As Society Reopens, It’s Hard Not to Feel Like We Are Being Left Behind

I have taken this time of self-isolation to work on a lot of things in my life – whether it’s learning a new skill like coding or taking time to reflect on the past. I find myself doing much of the latter on my daily walks.

Let me back up, for a moment. Long hikes or walks have become a new hobby of mine. With gyms and ice rinks closed, I can’t get my exercise fill like I normally would have before the pandemic. Frankly, losing access to my beloved Orange Theory and weekly power skates has been tough. I lean heavily on exercise to effectively treat cystic fibrosis. It’s akin to losing a proven treatment option in my toolkit.

I have found fulfillment in long walks and hikes because it’s some alone time. It’s a time to enjoy the beauty of the world around me – I feel so very grateful that I get to live in Hanover, New Hampshire. I have also taken those walks to fall deep into new podcasts or audio books. I had always been the type of person who listens to music on runs or with any sort of outdoor exercise, but stimulating my curiosity has proven to be enormously rewarding.

That’s not to say that sometimes these hikes or walks don’t go as planned.

Over the weekend I walked through town and was hit with a sudden wave of nostalgia for the way life had been a few months ago. Social fulfillment was at an all-time high for me – walking the halls of school, happy hours at Murphy’s On the Green and hours and hours at the local hockey rink. It was then when I noticed the town was bustling. Outdoor seating was full. Town was unlike anything I had seen in months. On one had I was thrilled to see small businesses come alive, but on the other it was hard not to feel ostracized from communal and social in-person gatherings. The recommendations remain the same, “People with CF and their families will likely be on a different timeline than the rest of the country and may need to practice physical distancing for longer than the general population.”

The only time I think I felt more aware of my cystic fibrosis than now was when I was dependent on an oxygen tank 7 or 8 years ago.

It’s like we’re living in this weird in between time when social distancing is coming to an end for large parts of the population, but those of us with potentially high-risk health conditions are left on the sidelines. How (really… when?) can we get back to life?

The most exposure I’ve had to the outside world since March has been outdoor seating at a local restaurant during an off peak hour. Our reintroduction into society largely hinges on trusting the people around us… to protect us. I am left to wonder how we see that trust through.

I tweeted the above thoughts over the weekend. After, a friend of mine with CF reached out to me and said she felt the same. She went further to say that it’s been hard to see her friends getting together for socially distant gatherings (or maybe even some not so socially distant gatherings). She then said it has been even more challenging for her to realize that her friends have assumed that she won’t be able to join get togethers any time soon and thus haven’t mentioned including her.

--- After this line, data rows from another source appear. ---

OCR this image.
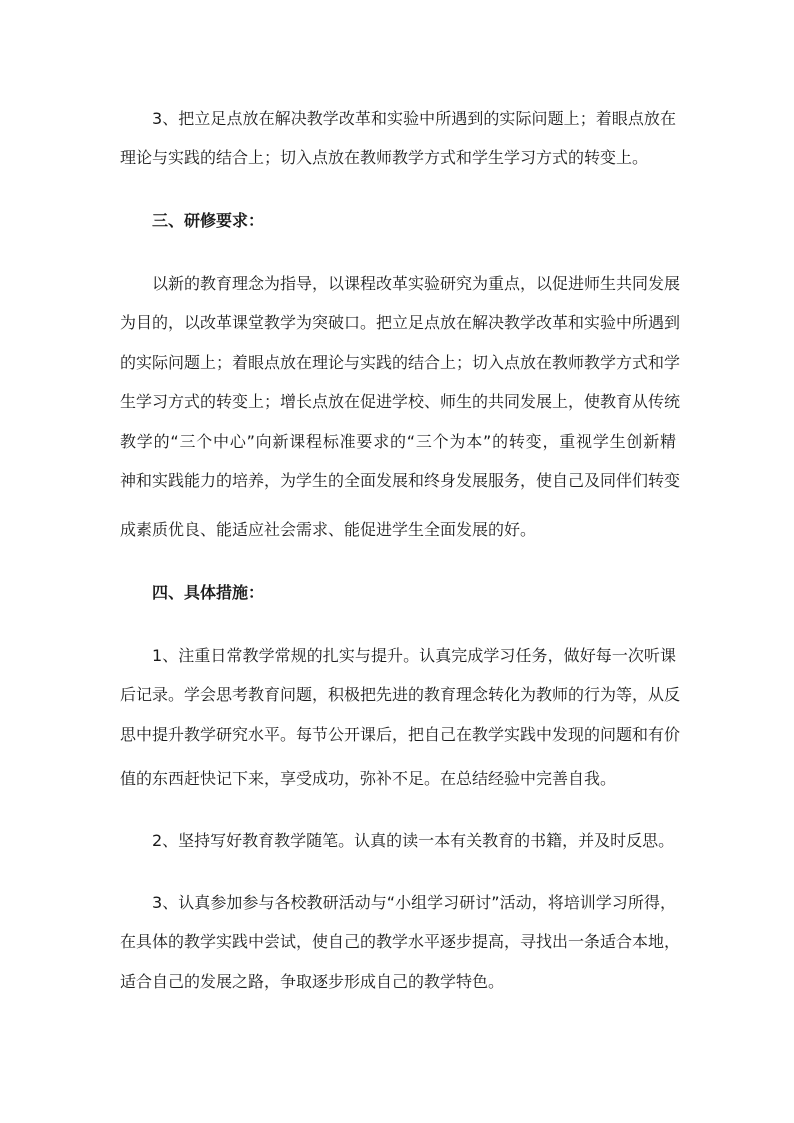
3、把立足点放在解决教学改革和实验中所遇到的实际问题上；着眼点放在
理论与实践的结合上；切入点放在教师教学方式和学生学习方式的转变上。
三、研修要求：
以新的教育理念为指导，以课程改革实验研究为重点，以促进师生共同发展
为目的，以改革课堂教学为突破口。把立足点放在解决教学改革和实验中所遇到
的实际问题上；着眼点放在理论与实践的结合上；切入点放在教师教学方式和学
生学习方式的转变上；增长点放在促进学校、师生的共同发展上，使教育从传统
教学的“三个中心”向新课程标准要求的“三个为本”的转变，重视学生创新精
神和实践能力的培养，为学生的全面发展和终身发展服务，使自己及同伴们转变
成素质优良、能适应社会需求、能促进学生全面发展的好。
四、具体措施：
1、注重日常教学常规的扎实与提升。认真完成学习任务，做好每一次听课
后记录。学会思考教育问题，积极把先进的教育理念转化为教师的行为等，从反
思中提升教学研究水平。每节公开课后，把自己在教学实践中发现的问题和有价
值的东西赶快记下来，享受成功，弥补不足。在总结经验中完善自我。
2、坚持写好教育教学随笔。认真的读一本有关教育的书籍，并及时反思。
3、认真参加参与各校教研活动与“小组学习研讨”活动，将培训学习所得，
在具体的教学实践中尝试，使自己的教学水平逐步提高，寻找出一条适合本地，
适合自己的发展之路，争取逐步形成自己的教学特色。
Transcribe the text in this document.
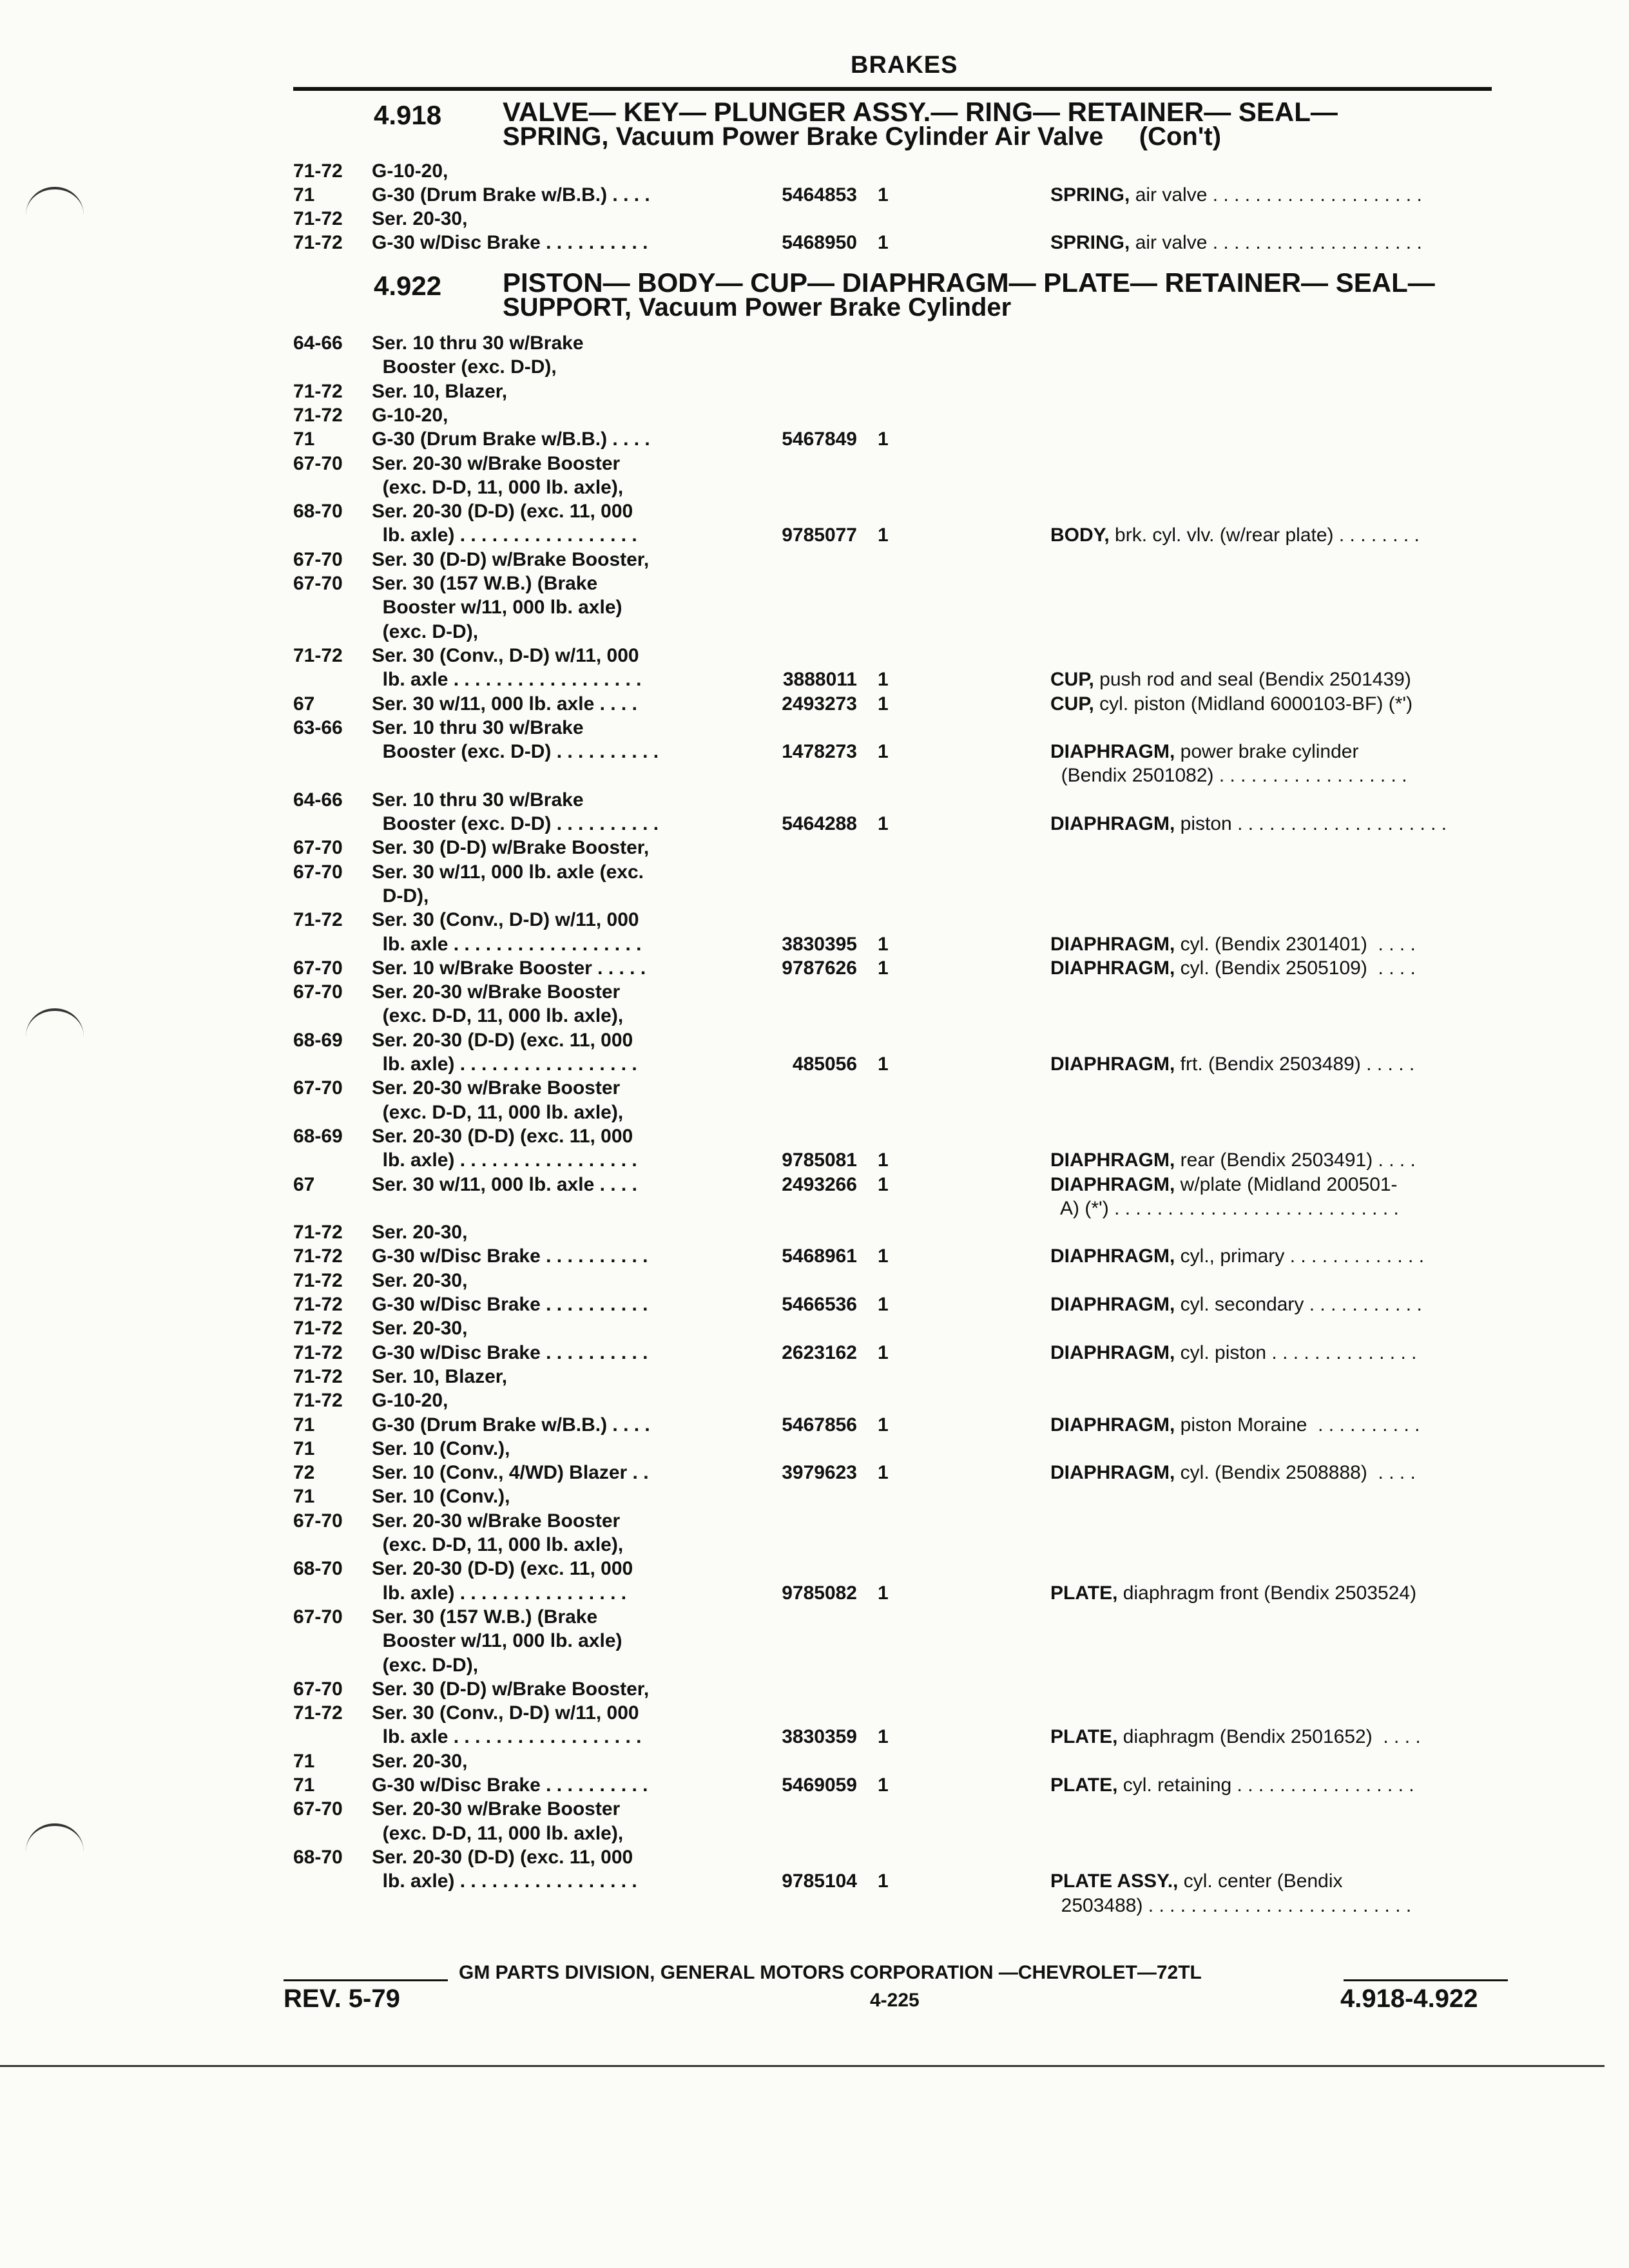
BRAKES
4.918 VALVE— KEY— PLUNGER ASSY.— RING— RETAINER— SEAL—
SPRING, Vacuum Power Brake Cylinder Air Valve     (Con't)
71-72	G-10-20,
71	G-30 (Drum Brake w/B.B.) . . . .	5464853 1	SPRING, air valve . . . . . . . . . . . . . . . . . . . .
71-72	Ser. 20-30,
71-72	G-30 w/Disc Brake . . . . . . . . . .	5468950 1	SPRING, air valve . . . . . . . . . . . . . . . . . . . .
4.922 PISTON— BODY— CUP— DIAPHRAGM— PLATE— RETAINER— SEAL—
SUPPORT, Vacuum Power Brake Cylinder
64-66	Ser. 10 thru 30 w/Brake
Booster (exc. D-D),
71-72	Ser. 10, Blazer,
71-72	G-10-20,
71	G-30 (Drum Brake w/B.B.) . . . .	5467849 1
67-70	Ser. 20-30 w/Brake Booster
(exc. D-D, 11, 000 lb. axle),
68-70	Ser. 20-30 (D-D) (exc. 11, 000
lb. axle) . . . . . . . . . . . . . . . . .	9785077 1	BODY, brk. cyl. vlv. (w/rear plate) . . . . . . . .
67-70	Ser. 30 (D-D) w/Brake Booster,
67-70	Ser. 30 (157 W.B.) (Brake
Booster w/11, 000 lb. axle)
(exc. D-D),
71-72	Ser. 30 (Conv., D-D) w/11, 000
lb. axle . . . . . . . . . . . . . . . . . .	3888011 1	CUP, push rod and seal (Bendix 2501439)
67	Ser. 30 w/11, 000 lb. axle . . . .	2493273 1	CUP, cyl. piston (Midland 6000103-BF) (*')
63-66	Ser. 10 thru 30 w/Brake
Booster (exc. D-D) . . . . . . . . . .	1478273 1	DIAPHRAGM, power brake cylinder
(Bendix 2501082) . . . . . . . . . . . . . . . . . .
64-66	Ser. 10 thru 30 w/Brake
Booster (exc. D-D) . . . . . . . . . .	5464288 1	DIAPHRAGM, piston . . . . . . . . . . . . . . . . . . . .
67-70	Ser. 30 (D-D) w/Brake Booster,
67-70	Ser. 30 w/11, 000 lb. axle (exc.
D-D),
71-72	Ser. 30 (Conv., D-D) w/11, 000
lb. axle . . . . . . . . . . . . . . . . . .	3830395 1	DIAPHRAGM, cyl. (Bendix 2301401)  . . . .
67-70	Ser. 10 w/Brake Booster . . . . .	9787626 1	DIAPHRAGM, cyl. (Bendix 2505109)  . . . .
67-70	Ser. 20-30 w/Brake Booster
(exc. D-D, 11, 000 lb. axle),
68-69	Ser. 20-30 (D-D) (exc. 11, 000
lb. axle) . . . . . . . . . . . . . . . . .	485056 1	DIAPHRAGM, frt. (Bendix 2503489) . . . . .
67-70	Ser. 20-30 w/Brake Booster
(exc. D-D, 11, 000 lb. axle),
68-69	Ser. 20-30 (D-D) (exc. 11, 000
lb. axle) . . . . . . . . . . . . . . . . .	9785081 1	DIAPHRAGM, rear (Bendix 2503491) . . . .
67	Ser. 30 w/11, 000 lb. axle . . . .	2493266 1	DIAPHRAGM, w/plate (Midland 200501-
A) (*') . . . . . . . . . . . . . . . . . . . . . . . . . . .
71-72	Ser. 20-30,
71-72	G-30 w/Disc Brake . . . . . . . . . .	5468961 1	DIAPHRAGM, cyl., primary . . . . . . . . . . . . .
71-72	Ser. 20-30,
71-72	G-30 w/Disc Brake . . . . . . . . . .	5466536 1	DIAPHRAGM, cyl. secondary . . . . . . . . . . .
71-72	Ser. 20-30,
71-72	G-30 w/Disc Brake . . . . . . . . . .	2623162 1	DIAPHRAGM, cyl. piston . . . . . . . . . . . . . .
71-72	Ser. 10, Blazer,
71-72	G-10-20,
71	G-30 (Drum Brake w/B.B.) . . . .	5467856 1	DIAPHRAGM, piston Moraine  . . . . . . . . . .
71	Ser. 10 (Conv.),
72	Ser. 10 (Conv., 4/WD) Blazer . .	3979623 1	DIAPHRAGM, cyl. (Bendix 2508888)  . . . .
71	Ser. 10 (Conv.),
67-70	Ser. 20-30 w/Brake Booster
(exc. D-D, 11, 000 lb. axle),
68-70	Ser. 20-30 (D-D) (exc. 11, 000
lb. axle) . . . . . . . . . . . . . . . .	9785082 1	PLATE, diaphragm front (Bendix 2503524)
67-70	Ser. 30 (157 W.B.) (Brake
Booster w/11, 000 lb. axle)
(exc. D-D),
67-70	Ser. 30 (D-D) w/Brake Booster,
71-72	Ser. 30 (Conv., D-D) w/11, 000
lb. axle . . . . . . . . . . . . . . . . . .	3830359 1	PLATE, diaphragm (Bendix 2501652)  . . . .
71	Ser. 20-30,
71	G-30 w/Disc Brake . . . . . . . . . .	5469059 1	PLATE, cyl. retaining . . . . . . . . . . . . . . . . .
67-70	Ser. 20-30 w/Brake Booster
(exc. D-D, 11, 000 lb. axle),
68-70	Ser. 20-30 (D-D) (exc. 11, 000
lb. axle) . . . . . . . . . . . . . . . . .	9785104 1	PLATE ASSY., cyl. center (Bendix
2503488) . . . . . . . . . . . . . . . . . . . . . . . . .
GM PARTS DIVISION, GENERAL MOTORS CORPORATION —CHEVROLET—72TL
REV. 5-79	4-225	4.918-4.922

It’s a weird dynamic. I looked inward to my own life, and wondered the same. My friends have been incredibly supportive of me during this time, and for that I am grateful, but my friend with CF is right. It has been hard to watch friends get together on Instagram or join public advocacy movements all across the country. In some ways it’s a very similar feeling to when I was sick. The worst days of all were when I was glued to my phone watch friends enjoy time together all the while I was stuck at home on an IV drip.

Another CF friend of mine put it best on Twitter…

It is odd to have to be so careful all the while many of us are feeling the best we have ever felt in our lives.

A couple weeks ago I wrote about risk tolerance and how that applies to everything that is going on in our world. My tolerance remains unchanged, but with each day we are left behind in our world’s reopening, it leads me to feel very aware of my own limitations – limitations I haven’t felt in a very long time.

With that said, I think today’s walk will be better. I am looking forward to getting outside, breathing in some fresh air, and focusing on how to adapt my risk tolerance to our rapidly evolving world.